When you’re just starting out, getting married or having your first child, it’s common to take stock of your financial situation and to put some level of financial planning in place. But as your family grows, life gets busy. It can be easy to put that financial planning on autopilot rather than figure out how it needs to change over time.

As you go through life, there are some steps you may want to consider taking to ensure your financial plan grows along with you. Here’s your financial planning checklist for a growing family.


Some of us are fabulous at budgeting. But let’s be honest; even the best budgets can get a little (or a lot) out of whack over time. This is particularly true as your family grows and you need things like new clothes (which your kids seem to grow out of every other week), fees for sports and activities and, well, five meals at the drive-through instead of two.

What to Do Next: Take stock of where your money is going every month. This is a good chance to prioritize how you’re spending. You may find you’re no longer using old subscriptions and can drop them. Or perhaps you’re spending way more than you thought you were on takeout and can eat in one extra day a week. The goal is to be deliberate about what you’re spending so that you can free up money for the things that are most important to you.


It’s not uncommon to put life and disability income insurance in place when you’re starting out, getting married or having your first child — and then forgetting about it. But as your family grows, your insurance needs may change.

What to Do Next: If your income has increased, you may want to add more life insurance and disability income insurance coverage. In addition, you may be able to convert some of your term life insurance into a permanent policy, which has unique benefits that you can use throughout your life.


It’s a good idea to set aside money to cover three to six months’ worth of expenses in an emergency fund so that you’re not scrambling when the furnace breaks or you face some other unexpected expense.

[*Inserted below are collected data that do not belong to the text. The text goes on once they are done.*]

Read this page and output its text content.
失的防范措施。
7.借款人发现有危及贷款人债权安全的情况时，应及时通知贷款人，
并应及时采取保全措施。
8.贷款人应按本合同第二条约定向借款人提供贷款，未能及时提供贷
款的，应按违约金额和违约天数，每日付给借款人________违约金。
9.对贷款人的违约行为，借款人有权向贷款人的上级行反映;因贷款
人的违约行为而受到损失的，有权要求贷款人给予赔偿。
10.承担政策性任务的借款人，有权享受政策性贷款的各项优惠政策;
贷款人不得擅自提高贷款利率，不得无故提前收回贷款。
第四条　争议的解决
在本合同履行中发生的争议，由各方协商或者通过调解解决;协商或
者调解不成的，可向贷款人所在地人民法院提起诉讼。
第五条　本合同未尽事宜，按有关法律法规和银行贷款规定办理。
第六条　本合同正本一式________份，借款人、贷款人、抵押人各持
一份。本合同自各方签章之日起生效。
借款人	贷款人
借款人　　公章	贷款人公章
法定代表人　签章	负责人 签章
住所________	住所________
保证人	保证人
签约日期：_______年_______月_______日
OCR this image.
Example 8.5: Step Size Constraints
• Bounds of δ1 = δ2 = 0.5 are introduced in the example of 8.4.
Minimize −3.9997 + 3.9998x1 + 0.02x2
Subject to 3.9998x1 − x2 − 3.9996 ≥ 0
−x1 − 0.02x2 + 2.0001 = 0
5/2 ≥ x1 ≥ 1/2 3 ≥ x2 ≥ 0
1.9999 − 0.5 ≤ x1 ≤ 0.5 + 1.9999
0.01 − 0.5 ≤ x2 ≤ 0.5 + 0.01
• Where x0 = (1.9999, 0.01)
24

What to Do Next: Does your emergency fund still have enough to cover your expenses today? It’s possible that it did at one point, but if your expenses are higher, you may want to set a goal to put more money into it. In addition, as you have a growing family, it may make sense to have closer to six months’ worth of expenses saved rather than just three.


As your family grows, it’s not uncommon to get into a little debt. If you’re in that situation, it’s okay and fairly common. But it’s a good idea to make a plan to get out of the debt you have.

What to Do Next: There are several strategic ways to get out of debt. The first step is to organize your debts and consider whether you can consolidate them in a way that lowers your interest rate. Then use a strategy like debt avalanche or snowball to pay down your remaining debt.


Retirement is still a long way off, but it’s getting closer. Hopefully, you’re regularly setting aside money so that someday you’ll be able to comfortably live off your savings. This is another easy one to automate and forget to check in on later. But now is a great time to make sure you’re saving the right amount — and that you’re saving for retirement in the right ways.

What to Do Next: If you need to up your retirement savings, increase the amount you save each year by a small amount (just like with the college savings — this works for any long-term goal). Before you know it, you’ll be saving 10 to 15 percent of your salary. And consider talking to a financial advisor about how you’re saving to make sure that you’re putting yourself in a good position to maximize what you get out of your savings when you get to retirement.

As your family grows, a financial plan can help you prioritize what’s important to you financially, today and in the future. It’s also a good idea to regularly review your estate plan — and create one if you haven’t — to make sure your beneficiary designations are still correct and to make sure any new assets are included (if appropriate) and titled properly. Your financial advisor can help you update your plan to make sure it continues to reflect the priorities of your growing family.


When you first had kids, you probably had a thought or two about college someday. Maybe you set up a 529 college savings account or another type of account. The 529 accounts offer tax advantages that help you accumulate funds to use someday to pay for school expenses.

What to Do Next: If you have a 529 open, are you contributing regularly? If not, consider setting aside a regular amount each month. If you’re already contributing, do you want to put aside more? One trick to help you save more for a big goal is to automate contributions and slowly raise the amount you contribute over time, perhaps upping your monthly contribution by $25 each year. However, it’s important to balance 529 savings with retirement. There are loans for college; there aren’t loans for retirement.

Also see if friends and family would be willing to contribute to the account as part of their birthday or holiday gifts to your children. Depending on your state and situation, there may be tax benefits for people who make 529 contributions.


When you’re just starting out, it can seem like all your money is going to day care and diapers. But as your family grows, some of these expenses start to decline — all while your salary grows. That makes it a good time to take stock of new goals that you may want to start funding. Perhaps that means setting aside some money for a wedding someday or perhaps a major family trip.

What to Do Next: Open a high-yield savings account — one that’s separate from your everyday accounts — to set aside some money each month for goals you want to reach over the next five years. For goals that are more than five years off, you may want to consider investing your savings to help your money grow even faster.